Over the summer, outdoor dining was a popular alternative, with towns and cities closing down main streets to make room for restaurants. But restaurant owners are concerned as to what will happen once colder weather renders those options useless.
Restaurants are currently limited to 25% capacity at their indoor areas, and as cases and hospitalizations of COVID-19 soar, he will not likely lift restrictions any time soon.
He’s favored a “surgical” approach, like prohibiting indoor dining past 10 p.m. and banning barside seating.
“There is more than anecdotal evidence that as the night wears on, probably for reasons that are obvious, people let their hair down,” Murphy said last month.

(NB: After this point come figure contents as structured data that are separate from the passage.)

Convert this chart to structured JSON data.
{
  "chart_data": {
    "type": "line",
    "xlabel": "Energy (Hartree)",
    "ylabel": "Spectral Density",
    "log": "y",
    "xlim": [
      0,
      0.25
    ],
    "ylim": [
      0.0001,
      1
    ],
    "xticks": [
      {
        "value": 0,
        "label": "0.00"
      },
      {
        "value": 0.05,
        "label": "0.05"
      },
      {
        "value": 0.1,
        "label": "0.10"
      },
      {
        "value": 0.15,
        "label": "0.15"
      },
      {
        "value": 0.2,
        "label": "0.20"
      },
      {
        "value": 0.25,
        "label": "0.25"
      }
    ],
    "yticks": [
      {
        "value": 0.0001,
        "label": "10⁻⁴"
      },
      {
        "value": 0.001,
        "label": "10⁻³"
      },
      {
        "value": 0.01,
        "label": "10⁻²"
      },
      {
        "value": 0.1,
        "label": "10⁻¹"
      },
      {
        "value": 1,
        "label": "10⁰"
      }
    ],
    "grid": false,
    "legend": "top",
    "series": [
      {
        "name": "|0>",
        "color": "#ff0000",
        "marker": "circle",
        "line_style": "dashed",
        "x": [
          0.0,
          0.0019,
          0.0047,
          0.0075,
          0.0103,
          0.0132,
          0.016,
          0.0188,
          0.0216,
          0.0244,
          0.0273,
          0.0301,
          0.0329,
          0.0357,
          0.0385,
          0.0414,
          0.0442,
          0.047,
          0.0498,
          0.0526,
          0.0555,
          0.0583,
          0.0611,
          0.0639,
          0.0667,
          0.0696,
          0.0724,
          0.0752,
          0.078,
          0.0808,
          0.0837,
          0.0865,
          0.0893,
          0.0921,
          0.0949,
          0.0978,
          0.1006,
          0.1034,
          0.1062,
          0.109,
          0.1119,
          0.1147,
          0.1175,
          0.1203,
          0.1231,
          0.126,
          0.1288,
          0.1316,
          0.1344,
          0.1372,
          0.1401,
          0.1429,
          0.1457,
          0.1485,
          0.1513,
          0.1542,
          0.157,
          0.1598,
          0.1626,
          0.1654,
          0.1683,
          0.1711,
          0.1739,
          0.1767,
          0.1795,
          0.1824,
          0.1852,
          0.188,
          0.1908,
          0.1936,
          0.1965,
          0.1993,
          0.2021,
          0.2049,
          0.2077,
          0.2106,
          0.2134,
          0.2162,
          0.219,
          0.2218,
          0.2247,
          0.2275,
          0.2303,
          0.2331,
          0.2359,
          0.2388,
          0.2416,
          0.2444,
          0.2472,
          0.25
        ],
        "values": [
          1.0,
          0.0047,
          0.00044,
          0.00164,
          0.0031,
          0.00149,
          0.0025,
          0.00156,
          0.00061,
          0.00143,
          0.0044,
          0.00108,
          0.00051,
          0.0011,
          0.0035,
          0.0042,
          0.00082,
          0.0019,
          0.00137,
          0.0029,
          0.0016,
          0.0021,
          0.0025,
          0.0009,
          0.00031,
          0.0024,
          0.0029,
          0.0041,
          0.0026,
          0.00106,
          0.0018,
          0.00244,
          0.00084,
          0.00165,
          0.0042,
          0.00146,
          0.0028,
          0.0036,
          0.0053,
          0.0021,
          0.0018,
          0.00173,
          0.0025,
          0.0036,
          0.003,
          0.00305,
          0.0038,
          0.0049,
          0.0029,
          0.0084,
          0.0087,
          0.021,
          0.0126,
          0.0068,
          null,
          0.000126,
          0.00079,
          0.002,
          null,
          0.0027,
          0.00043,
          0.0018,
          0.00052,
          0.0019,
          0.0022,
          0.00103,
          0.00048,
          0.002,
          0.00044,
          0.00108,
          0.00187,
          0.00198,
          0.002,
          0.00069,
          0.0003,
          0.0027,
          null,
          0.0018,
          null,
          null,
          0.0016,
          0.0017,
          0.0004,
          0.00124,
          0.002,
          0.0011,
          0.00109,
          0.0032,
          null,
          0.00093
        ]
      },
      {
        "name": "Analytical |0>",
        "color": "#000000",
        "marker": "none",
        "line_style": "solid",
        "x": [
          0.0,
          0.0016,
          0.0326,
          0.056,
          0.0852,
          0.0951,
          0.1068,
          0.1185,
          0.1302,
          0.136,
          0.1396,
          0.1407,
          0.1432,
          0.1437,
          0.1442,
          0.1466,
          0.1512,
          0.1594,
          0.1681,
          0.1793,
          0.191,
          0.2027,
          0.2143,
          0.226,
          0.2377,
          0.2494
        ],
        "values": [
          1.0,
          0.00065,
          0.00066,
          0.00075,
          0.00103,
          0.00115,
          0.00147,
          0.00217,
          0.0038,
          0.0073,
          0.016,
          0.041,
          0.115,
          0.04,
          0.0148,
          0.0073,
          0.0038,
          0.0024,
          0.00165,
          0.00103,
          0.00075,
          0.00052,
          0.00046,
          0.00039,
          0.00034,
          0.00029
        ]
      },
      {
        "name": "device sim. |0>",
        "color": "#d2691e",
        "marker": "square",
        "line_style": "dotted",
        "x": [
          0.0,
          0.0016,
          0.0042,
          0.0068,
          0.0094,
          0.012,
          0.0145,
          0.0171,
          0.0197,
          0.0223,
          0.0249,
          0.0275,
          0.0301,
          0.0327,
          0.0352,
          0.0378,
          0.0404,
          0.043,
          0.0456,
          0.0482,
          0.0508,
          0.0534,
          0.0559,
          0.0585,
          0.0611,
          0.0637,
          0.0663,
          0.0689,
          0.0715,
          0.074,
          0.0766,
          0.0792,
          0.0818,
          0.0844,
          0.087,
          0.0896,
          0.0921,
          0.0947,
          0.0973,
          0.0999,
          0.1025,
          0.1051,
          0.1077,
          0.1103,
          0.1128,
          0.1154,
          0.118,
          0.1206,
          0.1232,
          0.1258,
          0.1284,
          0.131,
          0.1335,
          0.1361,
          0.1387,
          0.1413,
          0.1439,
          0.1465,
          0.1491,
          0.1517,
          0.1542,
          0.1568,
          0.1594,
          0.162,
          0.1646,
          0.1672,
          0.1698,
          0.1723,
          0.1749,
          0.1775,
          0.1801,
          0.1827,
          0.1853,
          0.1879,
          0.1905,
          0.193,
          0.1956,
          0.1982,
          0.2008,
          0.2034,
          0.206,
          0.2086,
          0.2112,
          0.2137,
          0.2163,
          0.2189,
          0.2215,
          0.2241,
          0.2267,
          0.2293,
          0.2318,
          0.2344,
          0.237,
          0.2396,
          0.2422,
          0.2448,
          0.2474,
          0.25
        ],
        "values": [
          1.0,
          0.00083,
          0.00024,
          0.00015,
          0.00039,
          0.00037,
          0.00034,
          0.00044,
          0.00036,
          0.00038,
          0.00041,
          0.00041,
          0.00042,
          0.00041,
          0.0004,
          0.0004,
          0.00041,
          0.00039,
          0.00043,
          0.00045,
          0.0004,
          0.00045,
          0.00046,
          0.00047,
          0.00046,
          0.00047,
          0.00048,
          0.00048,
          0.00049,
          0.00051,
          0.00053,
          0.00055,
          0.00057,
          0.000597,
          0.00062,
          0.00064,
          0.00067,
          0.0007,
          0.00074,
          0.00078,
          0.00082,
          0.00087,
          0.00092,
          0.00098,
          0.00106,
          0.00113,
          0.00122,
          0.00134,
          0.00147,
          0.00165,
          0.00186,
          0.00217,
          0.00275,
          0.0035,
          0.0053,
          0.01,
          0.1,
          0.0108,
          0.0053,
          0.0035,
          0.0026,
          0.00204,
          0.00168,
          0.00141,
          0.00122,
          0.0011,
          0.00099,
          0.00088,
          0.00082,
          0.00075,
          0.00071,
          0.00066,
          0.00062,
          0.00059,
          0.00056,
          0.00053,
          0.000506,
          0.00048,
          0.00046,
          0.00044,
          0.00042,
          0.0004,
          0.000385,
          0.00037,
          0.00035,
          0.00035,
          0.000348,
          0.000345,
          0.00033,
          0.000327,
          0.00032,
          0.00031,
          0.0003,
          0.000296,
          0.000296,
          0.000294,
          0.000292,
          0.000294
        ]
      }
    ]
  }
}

Sean Kennedy, executive vice president for the NRA, said that many restaurant owners simply shut their doors during the first wave and ensuing closures.
And they could likely do the same during this second wave if take-out and delivery are not enough to stay afloat – 51% of New Jersey restaurant owners, according to the national survey.
“Even to temporarily close, they’re still paying rent, they’re still paying insurance, they’re paying so many fixed costs, with revenue coming in,” Kennedy said. “It makes it a much riskier proposition as to whether they will be able to reopen once the state or national circumstances make it easier for them to consider reopening.”